Kemal KILIÇDAROĞLU- Sayın Başbakan geçen Salı günü grupta zaten bir savaş ilan etmediği kaldı. Biz daha sakin, daha dikkatli bir üslup kullanarak şunu söyledik. Sayın Başbakanın söylediklerinin tümünü not ettik. AKP milletvekillerinin ve bakanların söylediklerini de not ettik. Eğer söylediklerini yapmazlarsa, yani söylediklerinin arkasında durmazlarsa halka şikayet edeceğiz.
Murat AKGÜN- Anlaşmaların feshi dahil olmak üzere öyle mi?
Kemal KILIÇDAROĞLU- Neyi söyledilerse gereğini yapacaklar. Kaldı ki, parlamentonun iradesi de çıktı bu süreç içinde. Ekonomik, kültürel ve askeri anlaşmalarında gözden geçirilmesini istiyor. Kim? TBMM istiyor. AKP kurmayları önce bu parlamentodan çıkacak olan bildiriyi pek imzalamak istemediler ama kamuoyuna yapılan açıklamalar ve baskılar nedeniyle imzalamak zorunda kaldılar. Şimdi biz bunların hepsini isteyeceğiz. Şunu söyledik biz. Bu süreçte Türkiye’nin onuru kırılmıştır, bunun onarılması gerekir. Bekliyoruz. Hamasetle dış politika yürütülmez. Dış politika akılla ve mantıkla yürütülür. Dış politika güçlü bir satranç ustalığıyla yönetiliyor. Hamleyi önceden göreceksiniz. Üstelik birkaç ay öncesinden göreceksiniz. Önlemi ona göre alacaksınız.

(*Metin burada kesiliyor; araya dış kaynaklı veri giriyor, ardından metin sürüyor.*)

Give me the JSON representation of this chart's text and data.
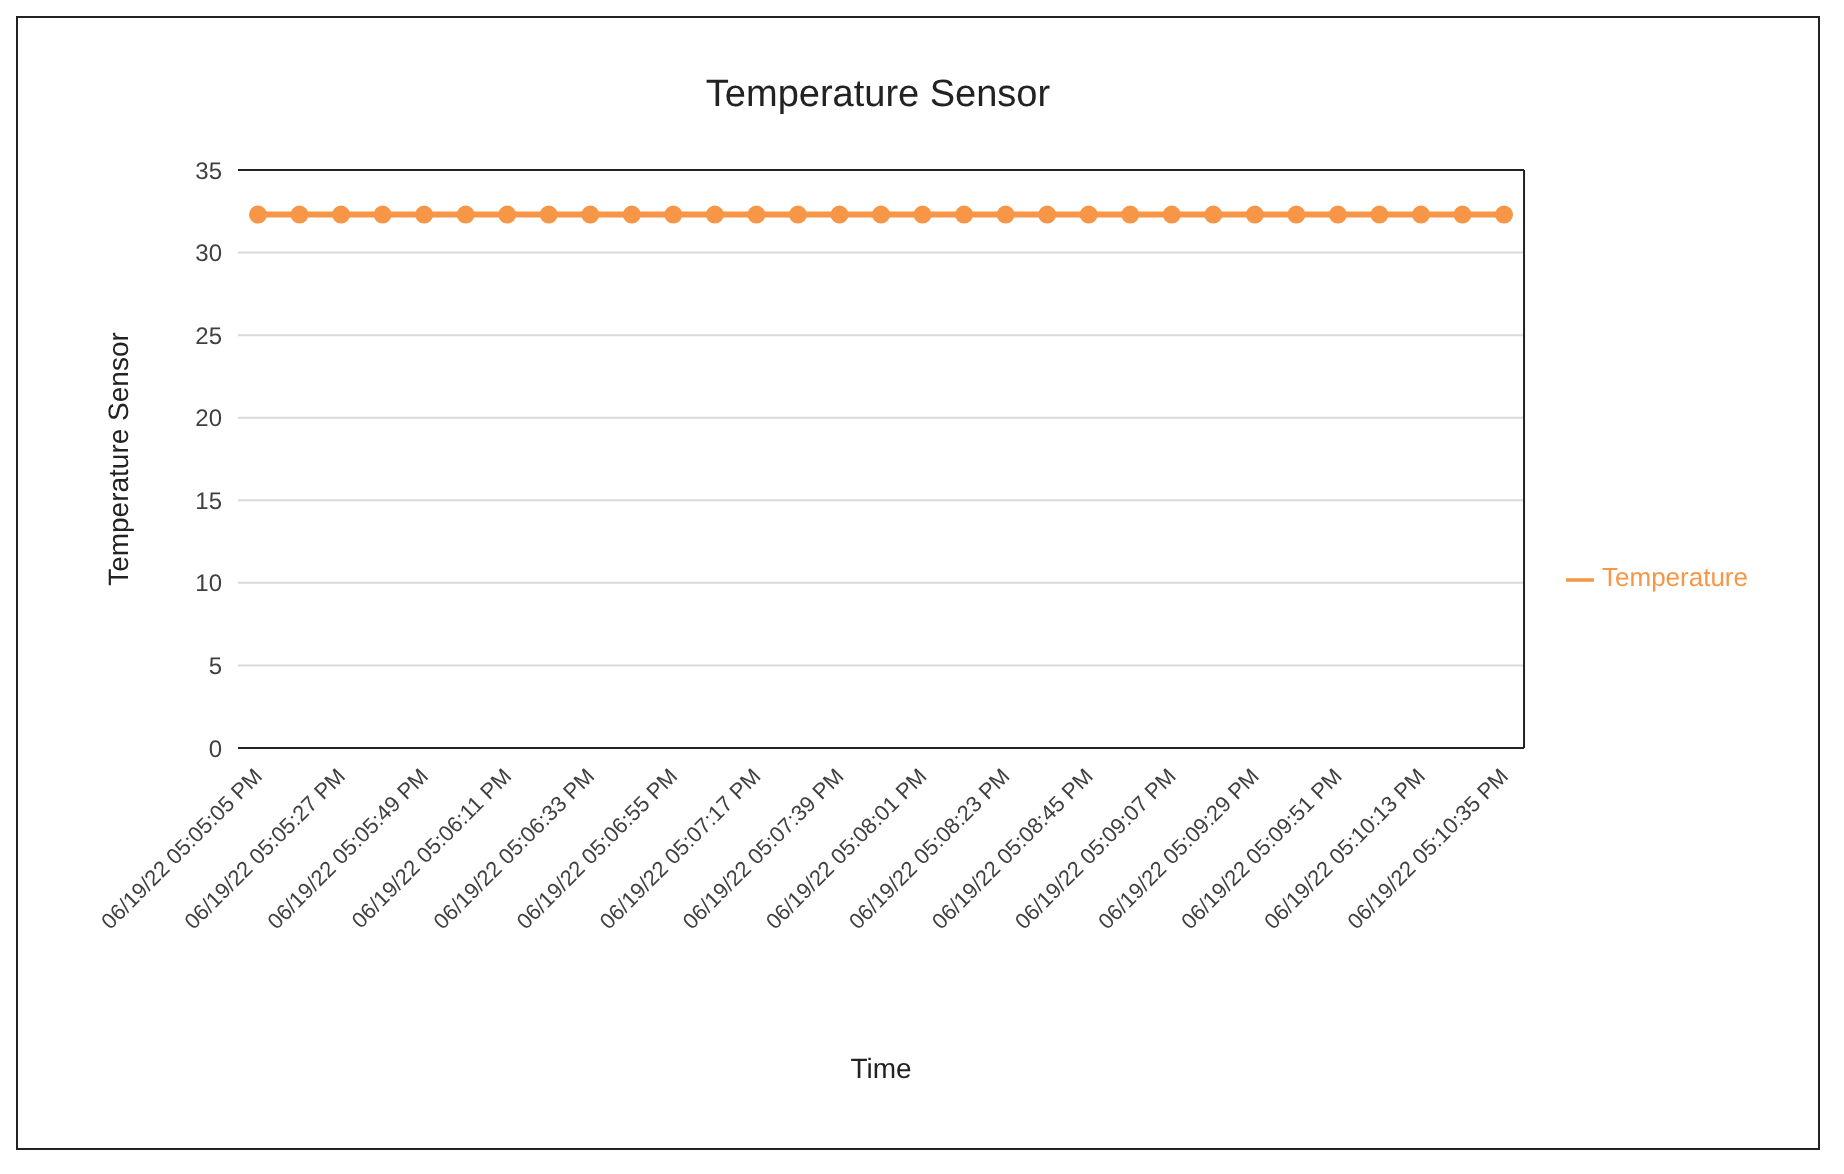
{
  "chart_data": {
    "type": "line",
    "title": "Temperature Sensor",
    "xlabel": "Time",
    "ylabel": "Temperature Sensor",
    "categories": [
      "06/19/22 05:05:05 PM",
      null,
      "06/19/22 05:05:27 PM",
      null,
      "06/19/22 05:05:49 PM",
      null,
      "06/19/22 05:06:11 PM",
      null,
      "06/19/22 05:06:33 PM",
      null,
      "06/19/22 05:06:55 PM",
      null,
      "06/19/22 05:07:17 PM",
      null,
      "06/19/22 05:07:39 PM",
      null,
      "06/19/22 05:08:01 PM",
      null,
      "06/19/22 05:08:23 PM",
      null,
      "06/19/22 05:08:45 PM",
      null,
      "06/19/22 05:09:07 PM",
      null,
      "06/19/22 05:09:29 PM",
      null,
      "06/19/22 05:09:51 PM",
      null,
      "06/19/22 05:10:13 PM",
      null,
      "06/19/22 05:10:35 PM"
    ],
    "series": [
      {
        "name": "Temperature",
        "color": "#f79646",
        "values": [
          32.3,
          32.3,
          32.3,
          32.3,
          32.3,
          32.3,
          32.3,
          32.3,
          32.3,
          32.3,
          32.3,
          32.3,
          32.3,
          32.3,
          32.3,
          32.3,
          32.3,
          32.3,
          32.3,
          32.3,
          32.3,
          32.3,
          32.3,
          32.3,
          32.3,
          32.3,
          32.3,
          32.3,
          32.3,
          32.3,
          32.3
        ]
      }
    ],
    "ylim": [
      0,
      35
    ],
    "yticks": [
      0,
      5,
      10,
      15,
      20,
      25,
      30,
      35
    ],
    "grid": "y",
    "legend": "right",
    "marker": "circle",
    "line_style": "solid"
  }
}
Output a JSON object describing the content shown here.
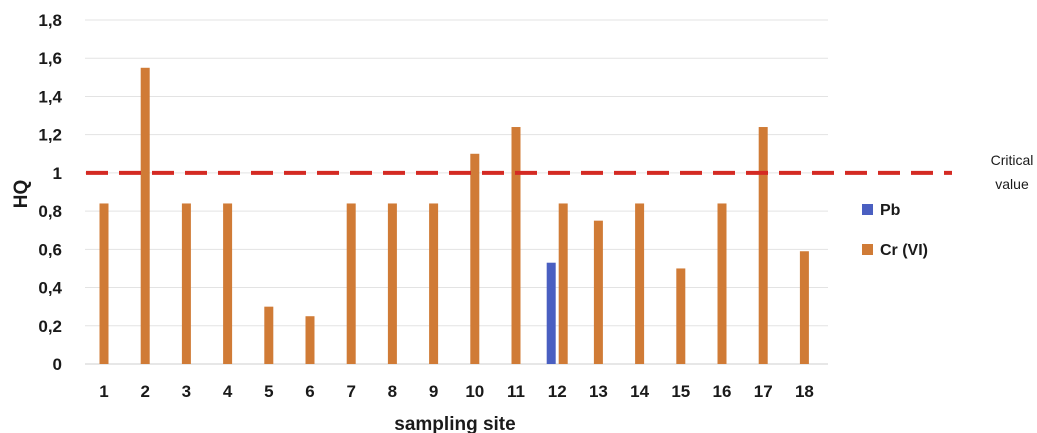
{
  "chart_data": {
    "type": "bar",
    "xlabel": "sampling site",
    "ylabel": "HQ",
    "ylim": [
      0,
      1.8
    ],
    "y_ticks": [
      "0",
      "0,2",
      "0,4",
      "0,6",
      "0,8",
      "1",
      "1,2",
      "1,4",
      "1,6",
      "1,8"
    ],
    "grid": true,
    "legend_position": "right",
    "categories": [
      "1",
      "2",
      "3",
      "4",
      "5",
      "6",
      "7",
      "8",
      "9",
      "10",
      "11",
      "12",
      "13",
      "14",
      "15",
      "16",
      "17",
      "18"
    ],
    "series": [
      {
        "name": "Pb",
        "color": "#4a5fc1",
        "values": [
          null,
          null,
          null,
          null,
          null,
          null,
          null,
          null,
          null,
          null,
          null,
          0.53,
          null,
          null,
          null,
          null,
          null,
          null
        ]
      },
      {
        "name": "Cr (VI)",
        "color": "#d07b36",
        "values": [
          0.84,
          1.55,
          0.84,
          0.84,
          0.3,
          0.25,
          0.84,
          0.84,
          0.84,
          1.1,
          1.24,
          0.84,
          0.75,
          0.84,
          0.5,
          0.84,
          1.24,
          0.59
        ]
      }
    ],
    "reference_line": {
      "value": 1,
      "color": "#d42a23",
      "style": "dashed",
      "label_lines": [
        "Critical",
        "value"
      ]
    }
  }
}
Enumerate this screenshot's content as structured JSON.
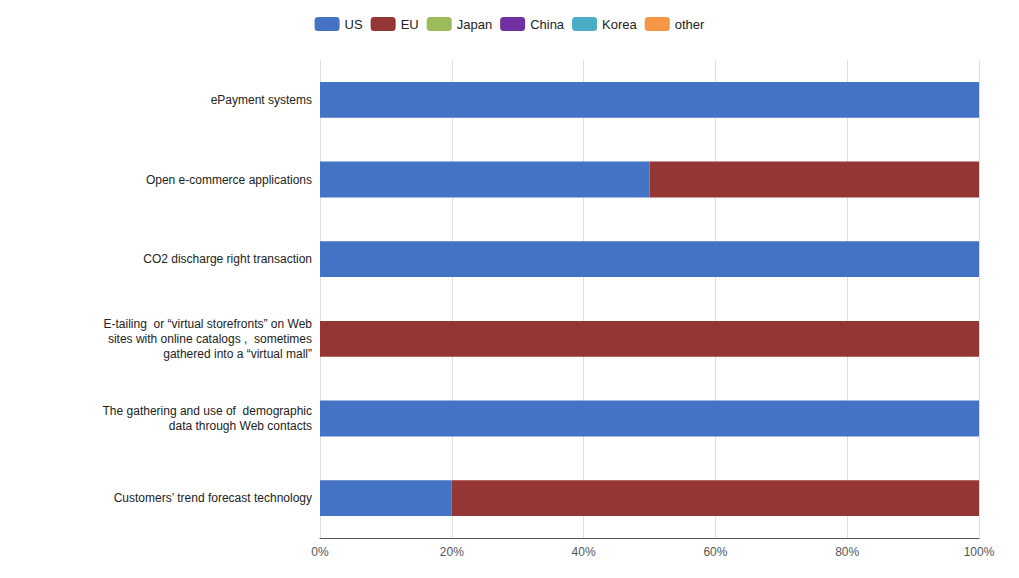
{
  "chart_data": {
    "type": "bar",
    "orientation": "horizontal",
    "stacked": true,
    "categories": [
      "ePayment systems",
      "Open e-commerce applications",
      "CO2 discharge right transaction",
      "E-tailing  or “virtual storefronts” on Web\nsites with online catalogs ,  sometimes\ngathered into a “virtual mall”",
      "The gathering and use of  demographic\ndata through Web contacts",
      "Customers’ trend forecast technology"
    ],
    "series": [
      {
        "name": "US",
        "color": "#4472C4",
        "values": [
          1.0,
          0.5,
          1.0,
          0.0,
          1.0,
          0.2
        ]
      },
      {
        "name": "EU",
        "color": "#943634",
        "values": [
          0.0,
          0.5,
          0.0,
          1.0,
          0.0,
          0.8
        ]
      },
      {
        "name": "Japan",
        "color": "#9BBB59",
        "values": [
          0.0,
          0.0,
          0.0,
          0.0,
          0.0,
          0.0
        ]
      },
      {
        "name": "China",
        "color": "#7030A0",
        "values": [
          0.0,
          0.0,
          0.0,
          0.0,
          0.0,
          0.0
        ]
      },
      {
        "name": "Korea",
        "color": "#4BACC6",
        "values": [
          0.0,
          0.0,
          0.0,
          0.0,
          0.0,
          0.0
        ]
      },
      {
        "name": "other",
        "color": "#F79646",
        "values": [
          0.0,
          0.0,
          0.0,
          0.0,
          0.0,
          0.0
        ]
      }
    ],
    "xlim": [
      0,
      1.0
    ],
    "xticks": [
      {
        "value": 0,
        "label": "0%"
      },
      {
        "value": 0.2,
        "label": "20%"
      },
      {
        "value": 0.4,
        "label": "40%"
      },
      {
        "value": 0.6,
        "label": "60%"
      },
      {
        "value": 0.8,
        "label": "80%"
      },
      {
        "value": 1.0,
        "label": "100%"
      }
    ],
    "grid": true,
    "legend": "top"
  }
}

Murat AKGÜN- Hükümet gördü mü?
Kemal KILIÇDAROĞLU- Hükümet görmedi. Hükümet biliyor. Mavi Marmara’ya insanları doldurup gönderiyorsunuz. Ben şunu da isterim. Türkiye Cumhuriyetinin Dışişleri Bakanlığı İsrail’e yapılan yazışmaları lütfen kamuoyuna açıklasın. Gizli kalmasın bu süreçte. Halk doğruları bilsin, doğruları öğrensin. İsrail uyardı mı, uyarmadı mı? Müdahale yapacağım dedi mi, demedi mi? Bu süreçte Amerika’yla da görüşmeler yapıldı ve Amerika aracı oldu. İpler karşılıklı atılmış vaziyette. Nedir bu olayın ayrıntıları biz öğrenmek zorundayız. Yine şunu söyledik. Ölen Türkiye Cumhuriyeti yurttaşlarının kanı yerde kalmamalıdır. Eğer AKP hükümeti esip gürleyip sonra bu yelkenleri indirirse biz gideceğiz halka şikayet edeceğiz. Bunu da söyledik. Çünkü biz dış politikanın böyle götürülmesi kanısında değiliz. Daha sağlıklı, daha sağduyulu, önlemleri siz biliyorsunuz. Bildiğiniz halde AKP milletvekillerini bindirmiyorsunuz o gemiye. Ama çocukları bindiriyorsunuz. Sonrada kalkıp çıkıyorsunuz kürsülerde, meydanlarda Furkan’ın kafasına 4 kurşun çıkılmıştı diyorsunuz. Sorumlusu kim? Önlem almayan kim? Devlet adamlığı nedir? Devlet adamlığı riski önceden görüp önlem alan kişi demektir. Devlet adamlığı riskin üzerine bile bile insanları ölüme göndermek değildir. Bu dış politikanın iç politikaya alet edilmesi ve gündemin değiştirilmesi demektir. AKP insanların ölümü üzerine gündem değiştirmek kararlılığını göstermiştir. Acıdır ama gerçek budur.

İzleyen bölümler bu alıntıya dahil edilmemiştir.